Thanks to their exposure to English in different media, Flemish adults are generally competent English-speakers. Although English is now a more popular option than Dutch at francophone schools, French-speakers tend to lag behind. Overall, Belgium finished in ninth place on the 2014 English Proficiency Index, a worldwide ranking that maps the knowledge of English. This a considerable improvement compared to the previous year, when Belgium ranked 13th.
It begins with the schools. In Brussels, a law dating from 1963 makes the teaching of Dutch mandatory from the third year in French- speaking primary schools. After-school Dutch- language options are also available to children of working parents. The teaching of English starts in the third year of secondary for three hours a week.
In Wallonia, schools have traditionally taught Dutch from the fifth year of primary school, but some have started offering it earlier. At secondary school, pupils are free to choose their first foreign language in the first year and the majority now opt for English rather than Dutch, returning to the latter in their third year. This is one reason why it is now not uncommon for Flemings and Walloons to communicate in English. In recent years, the Walloon region has tried to boost its students’ language skills. International relations agency Wallonie–Bruxelles International offers scholarships to higher education language students to study abroad.
In Flanders the hours are less strictly regulated, but the goals for achievement by the end of year six are the same. Non-Dutch-speaking pupils who have lived in the Flemish region for less than a year can qualify for extra support through reception education. In Okan, which stands for onthaalklas voor anderstalige nieuwkomers, or reception education for non-Dutch-speaking newcomers, they learn Dutch and get an opportunity to practise their new language – with an emphasis on the practical use of the language.
In primary education, schools are free to decide how they organise their Okan programme: in a separate class, via extra support in the class itself or through a combination of both. In full-time secondary education, non-Dutch-speaking newcomers are immersed in Dutch on a full-time basis before they move on to regular education. In secondary education, there are a number of designated Okan schools.

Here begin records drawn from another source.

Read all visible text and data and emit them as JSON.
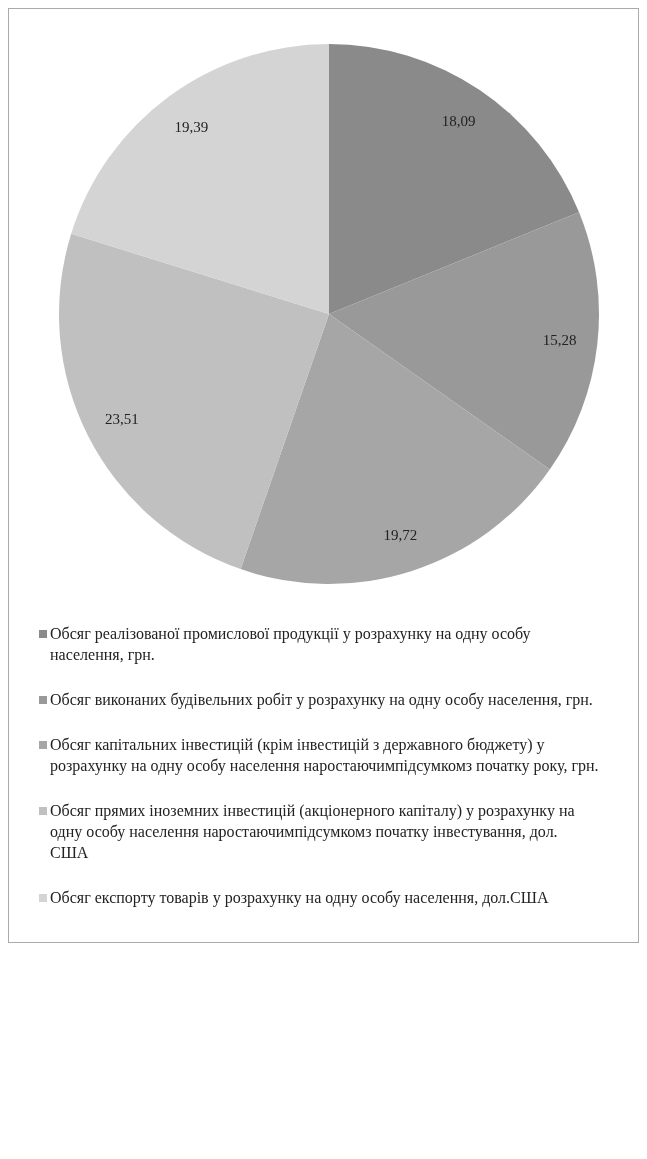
{
  "chart_data": {
    "type": "pie",
    "categories": [
      "Обсяг реалізованої промислової продукції у розрахунку на одну особу населення, грн.",
      "Обсяг виконаних будівельних робіт у розрахунку на одну особу населення, грн.",
      "Обсяг капітальних інвестицій (крім інвестицій з державного бюджету) у розрахунку на одну особу населення наростаючимпідсумкомз початку року, грн.",
      "Обсяг прямих іноземних інвестицій (акціонерного капіталу) у розрахунку на одну особу населення наростаючимпідсумкомз початку інвестування, дол. США",
      "Обсяг експорту товарів у розрахунку на одну особу населення, дол.США"
    ],
    "values": [
      18.09,
      15.28,
      19.72,
      23.51,
      19.39
    ],
    "value_labels": [
      "18,09",
      "15,28",
      "19,72",
      "23,51",
      "19,39"
    ],
    "colors": [
      "#8a8a8a",
      "#999999",
      "#a6a6a6",
      "#c0c0c0",
      "#d4d4d4"
    ],
    "legend": "bottom"
  }
}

At the end of 2013, the government of Flanders approved a decree that allows secondary schools to teach up to 20% of courses in three languages other than Dutch: English, French or German. The Content and Language Integrated Learning project has been launched to better prepare pupils for a multilingual future. Every school has the choice of whether to participate in the project or not, and pupils are not obliged to take part. As a result, all courses remain available
in Dutch. This school year, 25 Dutch-speaking secondary schools are participating. About 1,780 students will be able to choose whether they follow certain courses in Dutch or in one of the three other languages. The Flemish initiative is similar to the Walloon system of language immersion education. Under this system, up to 75% of non-language courses are taught in Dutch or English, and it is mostly used in primary schools.